When I first heard O.J. Hodding’s subtly accented flow clearly over a beat as smooth as a skater’s cruise down some stretch of concrete, it was like a gulp of cold water in this heat. Kicking Back quenches a thirst for clean lyricism I didn’t even realize I had.
There are a lot of new hardcore hip-hop artists coming up right now. With Desiigner, Lil Yachty and Lil Uzi Vert releasing tracks and mixtapes that focus more on hard-hitting production than lyricism, the rhythm and flow of the Tribe kind now feels extra old school with the genre filling to the brim with gangsta rap. I don’t think this is necessarily a bad thing. The sophistication and specificity of good production is at its most satisfying right now, in my opinion. But no one can claim they understand any of the lyrics to Timmy Turner.

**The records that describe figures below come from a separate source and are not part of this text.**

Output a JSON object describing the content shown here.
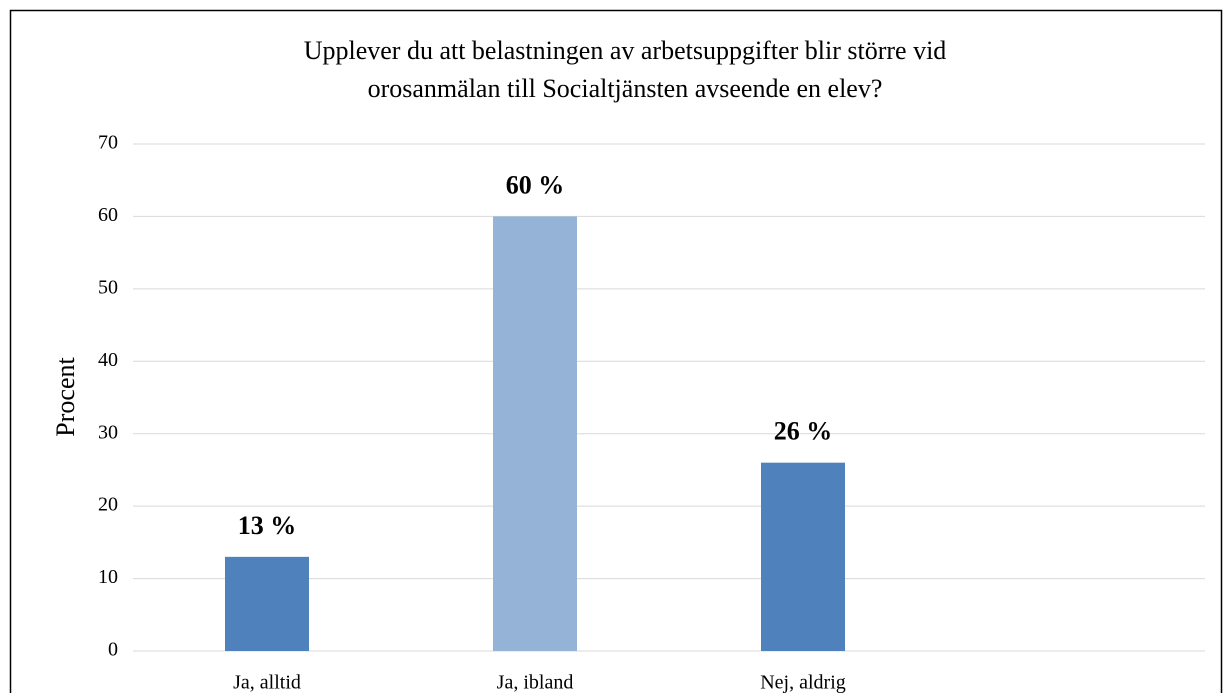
{
  "chart_data": {
    "type": "bar",
    "title": [
      "Upplever du att belastningen av arbetsuppgifter blir större vid",
      "orosanmälan till Socialtjänsten avseende en elev?"
    ],
    "ylabel": "Procent",
    "categories": [
      "Ja, alltid",
      "Ja, ibland",
      "Nej, aldrig",
      null
    ],
    "values": [
      13,
      60,
      26,
      null
    ],
    "value_labels": [
      "13 %",
      "60 %",
      "26 %",
      null
    ],
    "colors": [
      "#4f81bd",
      "#95b3d7",
      "#4f81bd",
      null
    ],
    "ylim": [
      0,
      70
    ],
    "yticks": [
      0,
      10,
      20,
      30,
      40,
      50,
      60,
      70
    ],
    "grid": true
  }
}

Especially with Phife’s untimely death earlier this year, Hodding’s track comes at a time when it’s important to remember those legends of the 90s that paved the way for today’s rap royalty.
The simplicity in the production of Kicking Back, the first track in Hodding’s new EP Mellow, is misleading, though. That kind of subtle layering to create a smooth yet wavy flow with lyrics driving it forward as opposed to landing comfortably in an overpowering bass is difficult in its own right. This kind of subtlety is lacking in today’s bursting hip-hop bangers whose weight barely makes sense past its club and party reign. Mellow is hip hop you can enjoy in your apartment or on the subway without feeling the anxiety of not being with your crew doing cool things out on the town.
Not that Mellow’s message calls for much intellectual analysis but there’s no denying a calculated effort to communicate something clearly in each of its full-bodied tracks, even if it’s just to chill out. That’s okay too.